Role of the IKK‐NF‐κB pathway in the effects of TNF‐α on BKPyV. (a) RPTEC seeded in BKRM were infected or not with the indicated BKPyV strains (MOI 0.15) and stimulated 7 days later with 1000 U/mL of TNF‐α for 30 min or left untreated. BKPyV TAg expression and nuclear translocation of NF‐κB p65 were analyzed by immunofluorescence (green: p65, red: TAg, blue: DAPI, scale bar = 100 µm). The percentage of cells showing p65 nuclear localization was quantified in mock‐infected cells and in TAg positive WWM12 or Dunlop‐infected cells, in the unstimulated or TNF‐α‐stimulated conditions (right graph, mean ± SEM of at least three independent experiments, statistics: two‐way ANOVA with Šídák's multiple comparisons test). (b) Immunoblot analysis of p65 and IKK‐γ expression in RPTEC transfected with the indicated siRNAs for 11 days (NC: negative control siRNA). (c, d) RPTEC were transfected with the indicated siRNAs for 4 days before being infected with the indicated BKPyV strains (MOI 0.1). Viral replication was analyzed by qPCR 7 dpi. For each viral strain, the mean ± SEM of relative viral load normalized to the unstimulated NC siRNA condition of at least three independent experiments in technical triplicates is shown. (Statistics: one‐way ANOVA with Tukey's multiple comparisons test).

Figure 6

Impact of NF‐κB binding to BKPyV ww‐ and rr‐NCCRs on the opposing effects of TNF‐α. (a) Electrophoretic mobility shift assays (EMSA) were performed using ³²P‐labeled double stranded DNA oligonucleotides containing NF‐κB BS from the mouse κ light chain enhancer (NF‐κB BS) or the NF‐κB BS predicted in BKPyV WWM12 or Dunlop NCCR (BK1, pBK2W, pBK2D1, pBK2D2, pBK3D, see Figure S2) incubated with nuclear extracts (NE) of RPTEC stimulated with 1000 U/mL of TNF‐α for 30 min, or unstimulated.
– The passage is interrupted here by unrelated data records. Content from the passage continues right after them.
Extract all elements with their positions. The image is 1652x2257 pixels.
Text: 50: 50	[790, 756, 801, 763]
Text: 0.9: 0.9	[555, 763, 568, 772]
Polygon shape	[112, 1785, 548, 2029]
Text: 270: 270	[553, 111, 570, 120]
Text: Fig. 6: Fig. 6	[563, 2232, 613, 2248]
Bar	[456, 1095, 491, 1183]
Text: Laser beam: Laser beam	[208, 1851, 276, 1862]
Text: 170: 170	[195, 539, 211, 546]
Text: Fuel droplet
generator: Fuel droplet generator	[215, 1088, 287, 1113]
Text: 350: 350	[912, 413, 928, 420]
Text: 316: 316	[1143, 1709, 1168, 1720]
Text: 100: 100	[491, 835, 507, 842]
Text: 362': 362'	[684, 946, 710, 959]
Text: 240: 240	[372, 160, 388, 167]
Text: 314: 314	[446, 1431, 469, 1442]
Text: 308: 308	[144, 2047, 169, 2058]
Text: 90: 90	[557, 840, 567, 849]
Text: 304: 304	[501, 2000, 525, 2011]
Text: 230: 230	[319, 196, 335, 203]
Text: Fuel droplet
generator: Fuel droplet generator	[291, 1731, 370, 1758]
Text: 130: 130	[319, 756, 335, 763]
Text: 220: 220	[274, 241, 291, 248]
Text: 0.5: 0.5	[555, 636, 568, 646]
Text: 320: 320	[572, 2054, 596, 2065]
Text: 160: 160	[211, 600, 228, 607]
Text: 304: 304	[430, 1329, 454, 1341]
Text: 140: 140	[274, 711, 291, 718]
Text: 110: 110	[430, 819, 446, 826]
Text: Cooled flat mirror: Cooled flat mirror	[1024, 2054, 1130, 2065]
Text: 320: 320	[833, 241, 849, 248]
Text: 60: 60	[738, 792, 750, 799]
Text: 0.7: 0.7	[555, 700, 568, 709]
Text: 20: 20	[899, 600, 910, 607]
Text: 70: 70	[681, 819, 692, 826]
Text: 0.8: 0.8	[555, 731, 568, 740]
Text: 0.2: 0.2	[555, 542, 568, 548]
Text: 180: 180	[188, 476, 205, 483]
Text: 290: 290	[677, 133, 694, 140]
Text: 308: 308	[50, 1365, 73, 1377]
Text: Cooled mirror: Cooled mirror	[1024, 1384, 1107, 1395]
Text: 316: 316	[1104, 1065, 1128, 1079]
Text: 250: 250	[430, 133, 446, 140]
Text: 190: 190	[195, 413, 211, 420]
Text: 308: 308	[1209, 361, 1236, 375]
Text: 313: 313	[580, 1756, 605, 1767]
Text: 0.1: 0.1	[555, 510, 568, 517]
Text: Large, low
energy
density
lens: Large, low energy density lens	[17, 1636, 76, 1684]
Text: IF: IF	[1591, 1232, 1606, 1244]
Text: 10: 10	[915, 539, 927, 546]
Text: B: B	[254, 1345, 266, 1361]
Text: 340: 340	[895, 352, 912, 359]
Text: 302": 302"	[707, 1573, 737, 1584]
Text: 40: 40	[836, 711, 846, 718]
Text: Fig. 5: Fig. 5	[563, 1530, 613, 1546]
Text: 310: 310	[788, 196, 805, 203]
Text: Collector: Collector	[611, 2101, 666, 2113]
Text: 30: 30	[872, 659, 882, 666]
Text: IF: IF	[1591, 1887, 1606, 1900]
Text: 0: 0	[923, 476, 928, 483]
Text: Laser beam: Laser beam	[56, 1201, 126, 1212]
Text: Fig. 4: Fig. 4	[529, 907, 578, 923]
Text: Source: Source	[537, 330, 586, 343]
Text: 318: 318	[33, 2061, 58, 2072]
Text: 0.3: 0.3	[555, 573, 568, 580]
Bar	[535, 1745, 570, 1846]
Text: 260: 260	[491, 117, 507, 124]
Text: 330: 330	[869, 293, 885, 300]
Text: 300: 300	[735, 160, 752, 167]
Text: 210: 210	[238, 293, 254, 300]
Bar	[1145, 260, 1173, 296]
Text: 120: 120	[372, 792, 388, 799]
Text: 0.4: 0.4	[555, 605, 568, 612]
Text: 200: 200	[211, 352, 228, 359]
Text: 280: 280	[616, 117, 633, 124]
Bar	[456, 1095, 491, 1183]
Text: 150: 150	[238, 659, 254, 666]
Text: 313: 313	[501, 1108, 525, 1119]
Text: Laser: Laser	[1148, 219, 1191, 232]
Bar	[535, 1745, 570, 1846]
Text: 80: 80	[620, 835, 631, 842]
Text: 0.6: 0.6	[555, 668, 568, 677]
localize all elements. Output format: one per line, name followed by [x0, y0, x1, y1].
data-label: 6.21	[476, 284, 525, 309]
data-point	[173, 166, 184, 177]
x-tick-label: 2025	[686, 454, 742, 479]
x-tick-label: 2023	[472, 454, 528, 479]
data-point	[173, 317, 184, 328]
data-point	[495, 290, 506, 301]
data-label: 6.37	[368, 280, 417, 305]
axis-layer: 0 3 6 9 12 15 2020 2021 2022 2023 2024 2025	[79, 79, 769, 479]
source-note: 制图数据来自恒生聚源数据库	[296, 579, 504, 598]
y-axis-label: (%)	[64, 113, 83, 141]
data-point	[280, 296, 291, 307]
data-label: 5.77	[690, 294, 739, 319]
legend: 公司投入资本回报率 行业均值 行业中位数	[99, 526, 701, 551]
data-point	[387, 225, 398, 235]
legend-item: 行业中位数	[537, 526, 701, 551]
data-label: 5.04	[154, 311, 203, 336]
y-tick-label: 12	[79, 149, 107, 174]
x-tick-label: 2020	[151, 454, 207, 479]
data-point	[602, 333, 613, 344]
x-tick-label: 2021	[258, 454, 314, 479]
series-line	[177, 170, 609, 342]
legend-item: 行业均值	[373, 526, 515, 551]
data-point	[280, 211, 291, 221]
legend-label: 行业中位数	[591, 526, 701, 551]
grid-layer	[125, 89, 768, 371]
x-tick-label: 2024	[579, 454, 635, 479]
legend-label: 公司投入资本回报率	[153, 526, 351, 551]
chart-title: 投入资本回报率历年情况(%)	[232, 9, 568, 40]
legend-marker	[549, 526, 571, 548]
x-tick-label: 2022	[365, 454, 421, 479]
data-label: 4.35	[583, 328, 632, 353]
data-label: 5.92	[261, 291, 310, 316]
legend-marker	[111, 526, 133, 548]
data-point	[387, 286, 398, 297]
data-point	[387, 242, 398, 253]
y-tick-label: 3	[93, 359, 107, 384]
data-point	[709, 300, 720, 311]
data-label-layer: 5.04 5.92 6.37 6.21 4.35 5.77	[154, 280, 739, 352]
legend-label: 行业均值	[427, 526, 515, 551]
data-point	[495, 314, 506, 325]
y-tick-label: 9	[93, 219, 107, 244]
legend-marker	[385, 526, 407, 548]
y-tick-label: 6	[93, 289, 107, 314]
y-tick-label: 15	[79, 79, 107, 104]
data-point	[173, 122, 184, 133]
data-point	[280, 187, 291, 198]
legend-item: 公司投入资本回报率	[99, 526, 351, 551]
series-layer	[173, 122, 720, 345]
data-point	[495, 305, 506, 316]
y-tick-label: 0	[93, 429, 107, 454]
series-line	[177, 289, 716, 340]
When indicated, antibodies against NF‐κB subunits were added to the binding reaction (iso.: isotype control). (b) Sequence of the oligonucleotides containing the wild type (wt) BK1 binding site or the mutated BS. (c, d) RPTEC were infected with the clonal archetype D/W or rearranged Dunlop strains containing a wild type or mutated NF‐κB BS (MOI 0.1) and were stimulated with 1000 U/mL of TNF‐α or unstimulated. Viral replication was analyzed at 7 dpi by qPCR on supernatants. The mean ± SEM of relative viral load normalized to the control of at least three independent experiments in technical triplicates is shown (Statistics: two‐way ANOVA with Tukey's multiple comparisons test).